BALTIMORE, MD / ACCESSWIRE / July 16, 2019 / AsclepiX Therapeutics, Inc., a biopharmaceutical company focused on the use of artificial intelligence (AI) to discover, design, develop, and deliver novel peptides to treat serious retinal disease and cancer, was selected to present at the OIS during the ASRS meeting on July 25th, 2019 in Chicago, IL. The company will provide an update on AXT107, its lead product that inhibits VEGF and activates Tie2, as a monotherapy for the treatment of diabetic macular edema (DME), which is scheduled to enter the clinic in a Phase I / II trial in mid 2020.
Details of the presentation:
Date: Thursday, July 25, 2019
Time: 9:16 a.m. CDT
Venue: The Ritz-Carlton, Chicago
Location: At Water Tower Place, 160 E Pearson St, Chicago
AXT107 is a potential best in class agent that inhibits VEGF and activates Tie2 as monotherapy for diabetic macular edema (DME). AXT107 is derived from a cryptic peptide within collagen IV that works by activating naturally existing, homeostatic mechanisms of angiogenesis that have evolved over millions of years. AXT107 was found to work through these mechanisms after it was identified using artificial intelligence (AI) to “mine” the proteome for anti-angiogenic peptide sequences and selected as a drug candidate for its strong efficacy. Due to its long duration of action, AXT107 can potentially be dosed as only 1 intravitreal injection per year to dramatically reduce the treatment burden associated with standard therapies.
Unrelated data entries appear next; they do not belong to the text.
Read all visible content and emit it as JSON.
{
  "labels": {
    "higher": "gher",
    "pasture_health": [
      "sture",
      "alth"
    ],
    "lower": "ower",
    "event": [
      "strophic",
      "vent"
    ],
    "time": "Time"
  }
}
AXT107 has demonstrated superiority and greater durability to Eylea in animal models, along with an excellent safety profile in animal and toxicology studies for 15 months.
About AsclepiX Therapeutics
AsclepiX Therapeutics Inc. is a biologics company using computational biology and artificial intelligence to identify potent peptide regulators of vascular and cellular homeostasis. The clinical candidate peptides discovered by AsclepiX tap into these naturally existing self-regulating mechanisms, evolved over millions of years, that the body uses to maintain homeostasis and thus restore and maintain health. AXT107, the lead clinical candidate, has a unique mechanism of action that inhibits vascular endothelial growth factor (VEGF) and activates Tie2, two clinically proven pathways of diseases of the retina, and has the potential to transform the treatment of ocular diseases with best in class efficacy and a long duration of action that could support once yearly dosing. AXT107 is poised to enter the clinic in a Phase I / II trial in mid 2020. www.asclepix.com.
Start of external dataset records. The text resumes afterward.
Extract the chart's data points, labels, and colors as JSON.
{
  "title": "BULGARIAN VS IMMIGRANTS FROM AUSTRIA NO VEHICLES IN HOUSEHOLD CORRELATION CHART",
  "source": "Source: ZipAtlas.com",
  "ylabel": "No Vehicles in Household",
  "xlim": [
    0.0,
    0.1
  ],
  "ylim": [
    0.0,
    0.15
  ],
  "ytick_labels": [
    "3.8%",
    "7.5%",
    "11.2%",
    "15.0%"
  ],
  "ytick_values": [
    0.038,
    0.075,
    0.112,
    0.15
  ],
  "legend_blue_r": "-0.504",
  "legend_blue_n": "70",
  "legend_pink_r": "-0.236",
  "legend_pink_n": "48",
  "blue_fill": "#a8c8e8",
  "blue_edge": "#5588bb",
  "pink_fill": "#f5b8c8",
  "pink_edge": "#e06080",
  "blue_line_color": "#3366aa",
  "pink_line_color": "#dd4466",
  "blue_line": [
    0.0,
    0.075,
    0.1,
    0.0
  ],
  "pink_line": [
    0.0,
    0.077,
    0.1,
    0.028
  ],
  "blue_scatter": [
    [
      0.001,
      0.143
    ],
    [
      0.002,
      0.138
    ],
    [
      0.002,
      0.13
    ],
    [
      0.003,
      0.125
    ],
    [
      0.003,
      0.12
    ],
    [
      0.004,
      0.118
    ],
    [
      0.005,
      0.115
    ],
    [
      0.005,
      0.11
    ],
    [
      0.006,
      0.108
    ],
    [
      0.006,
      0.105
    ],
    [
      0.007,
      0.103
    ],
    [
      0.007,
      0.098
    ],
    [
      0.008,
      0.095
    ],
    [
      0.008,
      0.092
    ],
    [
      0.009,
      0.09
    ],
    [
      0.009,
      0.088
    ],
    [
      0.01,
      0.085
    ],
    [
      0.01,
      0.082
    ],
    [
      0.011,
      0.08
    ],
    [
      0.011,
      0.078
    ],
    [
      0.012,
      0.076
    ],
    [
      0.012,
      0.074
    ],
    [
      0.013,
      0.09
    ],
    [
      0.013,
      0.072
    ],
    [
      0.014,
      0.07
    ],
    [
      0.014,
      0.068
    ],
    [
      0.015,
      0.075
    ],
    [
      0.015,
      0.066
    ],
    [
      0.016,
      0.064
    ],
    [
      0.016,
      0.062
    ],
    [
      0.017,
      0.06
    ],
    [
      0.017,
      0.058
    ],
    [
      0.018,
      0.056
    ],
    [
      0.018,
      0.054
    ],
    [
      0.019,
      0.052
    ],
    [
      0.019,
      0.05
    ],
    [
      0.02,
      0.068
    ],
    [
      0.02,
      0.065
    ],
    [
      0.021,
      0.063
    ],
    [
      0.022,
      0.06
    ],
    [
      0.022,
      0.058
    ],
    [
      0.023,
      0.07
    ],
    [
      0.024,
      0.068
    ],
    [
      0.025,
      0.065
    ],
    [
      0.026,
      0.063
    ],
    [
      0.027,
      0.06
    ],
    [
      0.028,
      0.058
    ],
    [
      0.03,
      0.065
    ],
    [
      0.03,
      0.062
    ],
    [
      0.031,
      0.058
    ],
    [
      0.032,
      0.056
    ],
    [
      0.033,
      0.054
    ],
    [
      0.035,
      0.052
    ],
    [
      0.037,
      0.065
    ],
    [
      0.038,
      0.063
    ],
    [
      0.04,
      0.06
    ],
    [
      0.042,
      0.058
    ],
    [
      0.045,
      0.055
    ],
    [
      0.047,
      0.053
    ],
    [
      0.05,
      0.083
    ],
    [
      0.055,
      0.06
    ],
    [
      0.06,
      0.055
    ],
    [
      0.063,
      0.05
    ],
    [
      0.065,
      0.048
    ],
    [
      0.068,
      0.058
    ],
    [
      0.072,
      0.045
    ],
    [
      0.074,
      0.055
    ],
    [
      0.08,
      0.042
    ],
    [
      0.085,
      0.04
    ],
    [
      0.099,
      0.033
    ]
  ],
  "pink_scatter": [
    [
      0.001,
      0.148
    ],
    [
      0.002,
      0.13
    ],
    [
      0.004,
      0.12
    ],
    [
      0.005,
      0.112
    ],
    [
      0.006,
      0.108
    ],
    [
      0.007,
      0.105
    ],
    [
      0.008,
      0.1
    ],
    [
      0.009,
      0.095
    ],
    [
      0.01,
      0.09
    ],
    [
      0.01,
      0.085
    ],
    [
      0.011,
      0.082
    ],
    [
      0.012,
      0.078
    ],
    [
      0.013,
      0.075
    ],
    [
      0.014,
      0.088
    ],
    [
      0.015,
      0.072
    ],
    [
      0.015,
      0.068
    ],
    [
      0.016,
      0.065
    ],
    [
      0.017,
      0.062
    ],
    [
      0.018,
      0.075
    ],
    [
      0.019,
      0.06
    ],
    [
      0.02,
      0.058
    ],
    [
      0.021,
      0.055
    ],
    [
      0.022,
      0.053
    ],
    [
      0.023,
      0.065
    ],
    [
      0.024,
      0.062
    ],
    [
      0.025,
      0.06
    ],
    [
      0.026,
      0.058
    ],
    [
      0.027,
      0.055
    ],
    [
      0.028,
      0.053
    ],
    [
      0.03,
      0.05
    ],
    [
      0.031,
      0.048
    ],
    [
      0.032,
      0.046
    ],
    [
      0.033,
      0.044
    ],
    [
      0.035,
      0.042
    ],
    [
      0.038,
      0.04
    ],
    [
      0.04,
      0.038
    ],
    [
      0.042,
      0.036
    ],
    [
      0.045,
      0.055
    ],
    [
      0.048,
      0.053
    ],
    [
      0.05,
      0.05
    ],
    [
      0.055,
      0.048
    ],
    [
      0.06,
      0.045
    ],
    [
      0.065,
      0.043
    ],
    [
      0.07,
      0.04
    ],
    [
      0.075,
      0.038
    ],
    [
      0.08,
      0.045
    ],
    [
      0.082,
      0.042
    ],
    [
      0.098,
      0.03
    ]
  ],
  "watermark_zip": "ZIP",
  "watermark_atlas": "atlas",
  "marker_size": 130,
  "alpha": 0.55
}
This press release contains “forward-looking statements” concerning the development of AsclepiX Therapeutics, Inc. products, the potential benefits and attributes of such products, and the company’s expectations regarding its prospects. Forward-looking statements are subject to risks, assumptions and uncertainties that could cause actual future events or results to differ materially from such statements. These statements are made as of the date of this press release. Actual results may vary. AsclepiX Therapeutics, Inc. undertakes no obligation to update any forward-looking statements for any reason.